MEDICAL careers, like the human life cycle, have a beginning, a middle and an end.
Following a prolonged gestation of training, practitioners move on to their discipline of choice where they provide clinical care to patients, education and training to junior colleagues, and administrative support to hospitals and other medical organisations over decades of hard work.
At some stage every doctor starts to think about slowing down, or contemplates full retirement.
But moving from full-time practice to full retirement in one step is not a good thing — it’s not good for the practitioner’s physical and mental health, and not good for the profession either. It is also government policy to encourage older workers and professionals to stay in the workforce longer, beyond current retirement age if possible.
Despite this encouragement for older professionals to remain active in their field, in the medical arena we have a situation that is hostile to older doctors. When medical practitioners retire they are no longer able to prescribe, refer or undertake any other form of “practice”.
The Australian Health Practitioner Regulation Agency (AHPRA) is currently looking into the definition of “practice”. The current definition is broad and covers “any activity in which a practitioner uses their professional knowledge”.
But does this mean older doctors can continue to use their accumulated medical knowledge, skills and wisdom for work such as teaching, examining, mentoring, tutoring, assisting with tribunals, and advising government, non-government, voluntary and private/business organisations on medical matters? Uncertainty prevails for many doctors who cease clinical practice and find themselves in this situation.
My solution to the current problem of how older doctors can remain registered is to develop a new category of medical registration — termed “senior active” — that could be based on the MBA’s limited registration in the public interest.
This senior active registration should have unlimited duration and allow doctors to remain on the register of medical practitioners. Doctors could participate in activities (either remunerated or as a volunteer) using their medical knowledge, skills or wisdom, outside the care of individual patients.
There is also an opportunity here to have a group of registered practitioners available to assist in times of local, state and national disasters, providing the community with a precious medical resource.
Senior active doctors could, without fee or reward, refer an individual to a fully registered medical practitioner and prescribe drugs in extenuating or emergency situations, including renewal of a prescription provided by a fully registered doctor within the previous 6 months.
To undertake this limited prescribing, they would have to have undertaken professional education activities on prescribing therapeutic substances in the previous 12 months.
Registrants over the age of 80 years should be required to undertake a compulsory annual medical check by a general practitioner.
They should also have the discretion to prescribe for themselves, or for their immediate family. This level of discretion is available to all doctors in fully registered medical practice despite the general advice from the AMA and medical boards not to do so except in emergency or extenuating circumstances.

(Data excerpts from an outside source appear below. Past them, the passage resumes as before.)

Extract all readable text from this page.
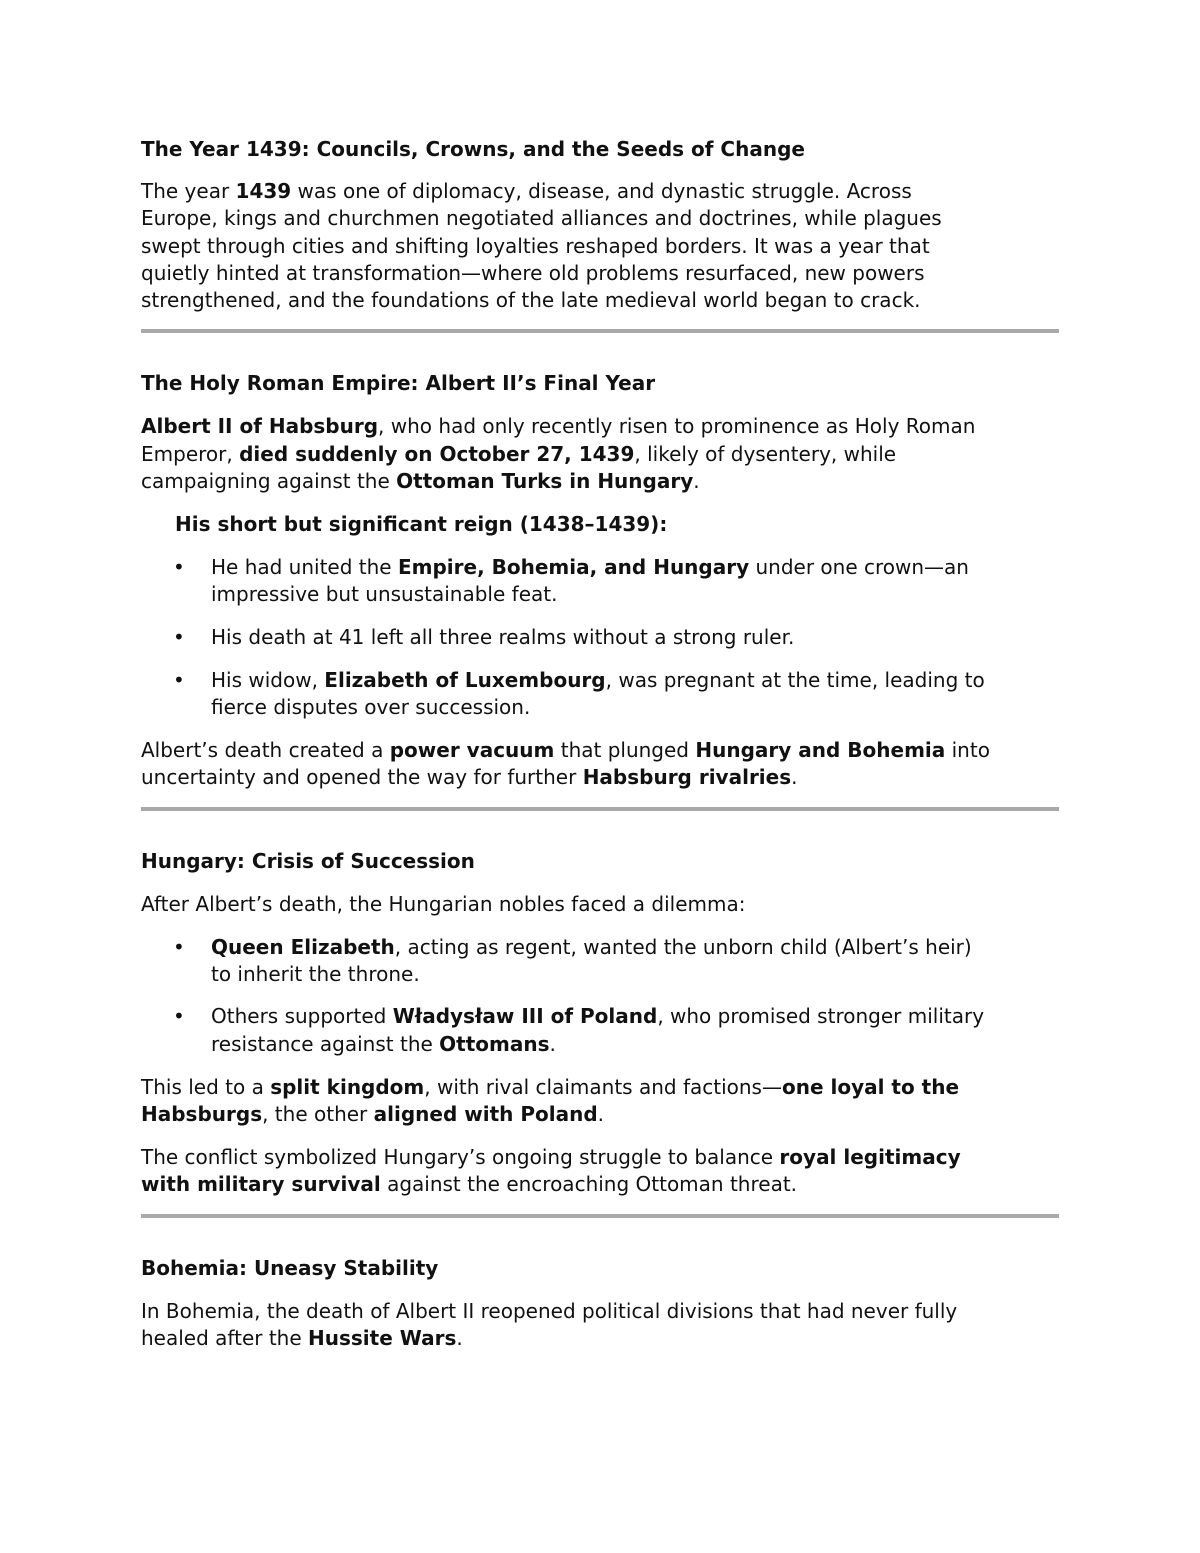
The Year 1439: Councils, Crowns, and the Seeds of Change

The year 1439 was one of diplomacy, disease, and dynastic struggle. Across

Europe, kings and churchmen negotiated alliances and doctrines, while plagues

swept through cities and shifting loyalties reshaped borders. It was a year that

quietly hinted at transformation—where old problems resurfaced, new powers

strengthened, and the foundations of the late medieval world began to crack.

The Holy Roman Empire: Albert II’s Final Year

Albert II of Habsburg, who had only recently risen to prominence as Holy Roman

Emperor, died suddenly on October 27, 1439, likely of dysentery, while

campaigning against the Ottoman Turks in Hungary.

His short but significant reign (1438–1439):

• He had united the Empire, Bohemia, and Hungary under one crown—an

impressive but unsustainable feat.

• His death at 41 left all three realms without a strong ruler.

• His widow, Elizabeth of Luxembourg, was pregnant at the time, leading to

fierce disputes over succession.

Albert’s death created a power vacuum that plunged Hungary and Bohemia into

uncertainty and opened the way for further Habsburg rivalries.

Hungary: Crisis of Succession

After Albert’s death, the Hungarian nobles faced a dilemma:

• Queen Elizabeth, acting as regent, wanted the unborn child (Albert’s heir)

to inherit the throne.

• Others supported Władysław III of Poland, who promised stronger military

resistance against the Ottomans.

This led to a split kingdom, with rival claimants and factions—one loyal to the

Habsburgs, the other aligned with Poland.

The conflict symbolized Hungary’s ongoing struggle to balance royal legitimacy

with military survival against the encroaching Ottoman threat.

Bohemia: Uneasy Stability

In Bohemia, the death of Albert II reopened political divisions that had never fully

healed after the Hussite Wars.
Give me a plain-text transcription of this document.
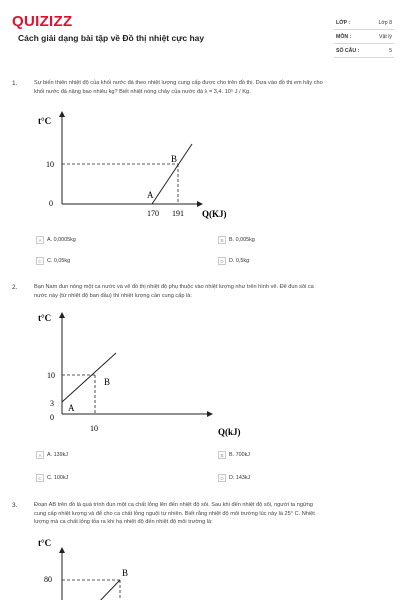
QUIZIZZ
Cách giải dạng bài tập về Đồ thị nhiệt cực hay
LỚP :	Lớp 8
MÔN :	Vật lý
SỐ CÂU :	5
1.	Sự biến thiên nhiệt độ của khối nước đá theo nhiệt lượng cung cấp được cho trên đồ thị. Dựa vào đồ thị em hãy cho
khối nước đá nặng bao nhiêu kg? Biết nhiệt nóng chảy của nước đá λ = 3,4. 10⁵ J / Kg.
t°C
Q(KJ)
10
0
170 191
A
B
A	A. 0,0005kg	B	B. 0,005kg
C C. 0,05kg	D D. 0,5kg
2.	Bạn Nam đun nóng một ca nước và vẽ đồ thị nhiệt độ phụ thuộc vào nhiệt lượng như trên hình vẽ. Để đun sôi ca
nước này (từ nhiệt độ ban đầu) thì nhiệt lượng cần cung cấp là:
t°C
Q(kJ)
10
3
0
10
A
B
A	A. 139kJ	B	B. 700kJ
C C. 100kJ	D D. 143kJ
3.	Đoạn AB trên đồ là quá trình đun một ca chất lỏng lên đến nhiệt độ sôi. Sau khi đến nhiệt độ sôi, người ta ngừng
cung cấp nhiệt lượng và để cho ca chất lỏng nguội tự nhiên. Biết rằng nhiệt độ môi trường lúc này là 25° C. Nhiệt
lượng mà ca chất lỏng tỏa ra khi hạ nhiệt độ đến nhiệt độ môi trường là:
t°C
80
B
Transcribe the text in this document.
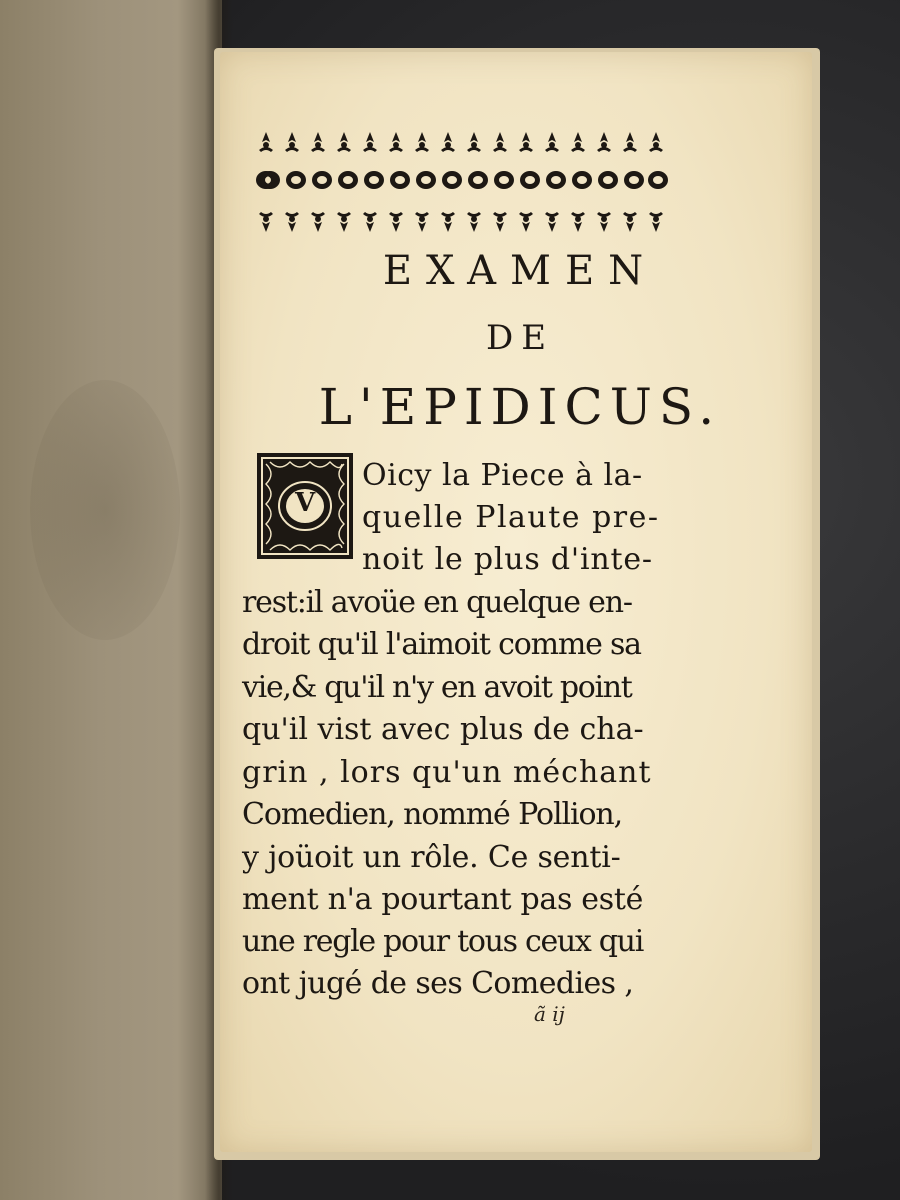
EXAMEN
DE
L'EPIDICUS.
V
Oicy la Piece à la-
quelle Plaute pre-
noit le plus d'inte-
rest:il avoüe en quelque en-
droit qu'il l'aimoit comme sa
vie,& qu'il n'y en avoit point
qu'il vist avec plus de cha-
grin , lors qu'un méchant
Comedien, nommé Pollion,
y joüoit un rôle. Ce senti-
ment n'a pourtant pas esté
une regle pour tous ceux qui
ont jugé de ses Comedies ,
ã ij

To deny this discretion to senior active doctors would raise the question of age discrimination.
The success of this category will depend on the restrictiveness of the practice definition and how much it will cost.
If the total cost for the registration fee, indemnity insurance and professional education expenses was kept within reason (say, below $500 a year) then the category may appeal to senior doctors to maintain their registration after leaving full registration status and before moving to full retirement.
Professor Philip Morris is qualified in psychiatry and addiction medicine and has a private psychiatric and medicolegal practice on the Gold Coast. He is professor at the Faculty of Health Sciences and Medicine, Bond University.